The outlook revision by Moody’s specifically targeted the $1.4-trillion G20 economy’s shifting legislative landscape, citing reduced predictability in policymaking and potential risks associated with the newly established sovereign wealth fund, Danantara Indonesia. Analysts suggest that the fund's current structure could create contingent liabilities for the government and erode long-standing policy credibility. In a ripple effect, Moody’s also downgraded the outlooks for several of Indonesia’s largest state-owned entities and financial institutions, including Telkom Indonesia and major lenders, due to their direct exposure to sovereign credit risks.
Government officials have attempted to project confidence despite the market turmoil, with Finance Minister Purbaya Yudhi Sadewa stating that economic fundamentals remain robust and the fiscal deficit is under control. Minister Purbaya dismissed the necessity of a downgrade, suggesting that accelerating growth could lead to a rating upgrade by the end of the year. However, market experts from firms like OCBC and Mirae Asset Sekuritas described the move as a "warning shot" that could lead to higher risk premiums across all Indonesian asset classes if other agencies like S&P Global or Fitch follow suit.

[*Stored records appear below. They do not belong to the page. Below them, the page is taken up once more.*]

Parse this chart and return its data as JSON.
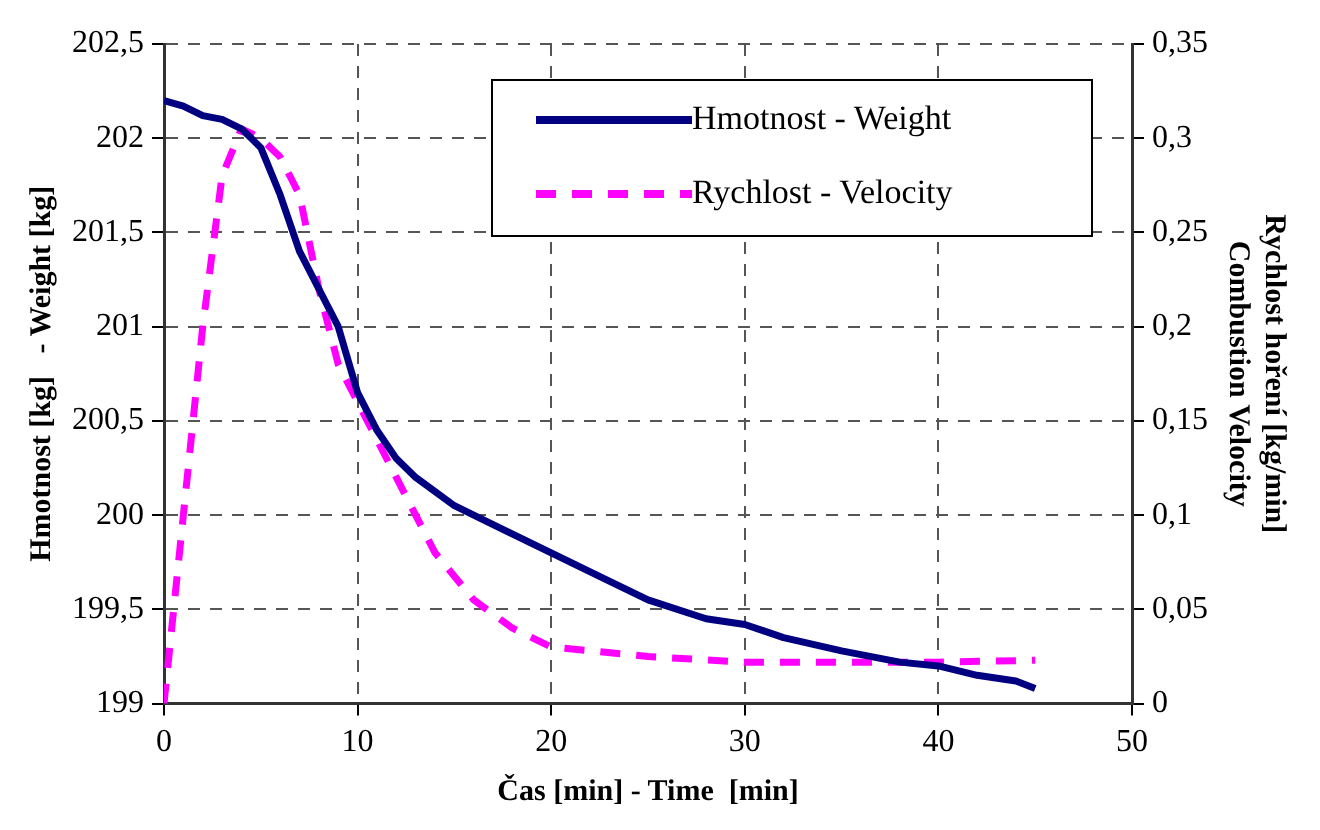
{
  "chart_data": {
    "type": "line",
    "xlabel": "Čas [min] - Time  [min]",
    "ylabel": "Hmotnost [kg]   - Weight [kg]",
    "y2label": "Rychlost hoření [kg/min]\nCombustion Velocity",
    "series": [
      {
        "name": "Hmotnost - Weight",
        "color": "#000080",
        "line_style": "solid",
        "x": [
          0,
          1,
          2,
          3,
          4,
          5,
          6,
          7,
          8,
          9,
          10,
          11,
          12,
          13,
          15,
          17,
          20,
          23,
          25,
          28,
          30,
          32,
          35,
          38,
          40,
          42,
          44,
          45
        ],
        "values": [
          202.2,
          202.17,
          202.12,
          202.1,
          202.05,
          201.95,
          201.7,
          201.4,
          201.2,
          201.0,
          200.65,
          200.45,
          200.3,
          200.2,
          200.05,
          199.95,
          199.8,
          199.65,
          199.55,
          199.45,
          199.42,
          199.35,
          199.28,
          199.22,
          199.2,
          199.15,
          199.12,
          199.08
        ]
      },
      {
        "name": "Rychlost - Velocity",
        "color": "#ff00ff",
        "line_style": "dashed",
        "axis": "y2",
        "x": [
          0,
          1,
          2,
          3,
          4,
          5,
          6,
          7,
          8,
          9,
          10,
          12,
          14,
          16,
          18,
          20,
          22,
          25,
          30,
          35,
          40,
          45
        ],
        "values": [
          0,
          0.1,
          0.2,
          0.28,
          0.305,
          0.3,
          0.29,
          0.27,
          0.22,
          0.18,
          0.16,
          0.12,
          0.08,
          0.055,
          0.04,
          0.03,
          0.028,
          0.025,
          0.022,
          0.022,
          0.022,
          0.023
        ]
      }
    ],
    "xlim": [
      0,
      50
    ],
    "xticks": [
      0,
      10,
      20,
      30,
      40,
      50
    ],
    "ylim": [
      199,
      202.5
    ],
    "yticks": [
      {
        "value": 199,
        "label": "199"
      },
      {
        "value": 199.5,
        "label": "199,5"
      },
      {
        "value": 200,
        "label": "200"
      },
      {
        "value": 200.5,
        "label": "200,5"
      },
      {
        "value": 201,
        "label": "201"
      },
      {
        "value": 201.5,
        "label": "201,5"
      },
      {
        "value": 202,
        "label": "202"
      },
      {
        "value": 202.5,
        "label": "202,5"
      }
    ],
    "y2lim": [
      0,
      0.35
    ],
    "y2ticks": [
      {
        "value": 0,
        "label": "0"
      },
      {
        "value": 0.05,
        "label": "0,05"
      },
      {
        "value": 0.1,
        "label": "0,1"
      },
      {
        "value": 0.15,
        "label": "0,15"
      },
      {
        "value": 0.2,
        "label": "0,2"
      },
      {
        "value": 0.25,
        "label": "0,25"
      },
      {
        "value": 0.3,
        "label": "0,3"
      },
      {
        "value": 0.35,
        "label": "0,35"
      }
    ],
    "grid": true,
    "legend": "top right",
    "marker": "none"
  }
}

Foreign investors have already liquidated nearly $860 million in Indonesian equities since last Wednesday, signaling a significant shift in sentiment compared to the previous year. While the five-year credit default swap spread—a measure of default insurance costs—surged to a 15-month high, some analysts note that competitors like S&P and Fitch have yet to change their stable outlooks. The coming months will be critical as authorities attempt to stabilize the market and address transparency issues that have triggered one of the most volatile periods for Southeast Asia’s largest economy in recent years.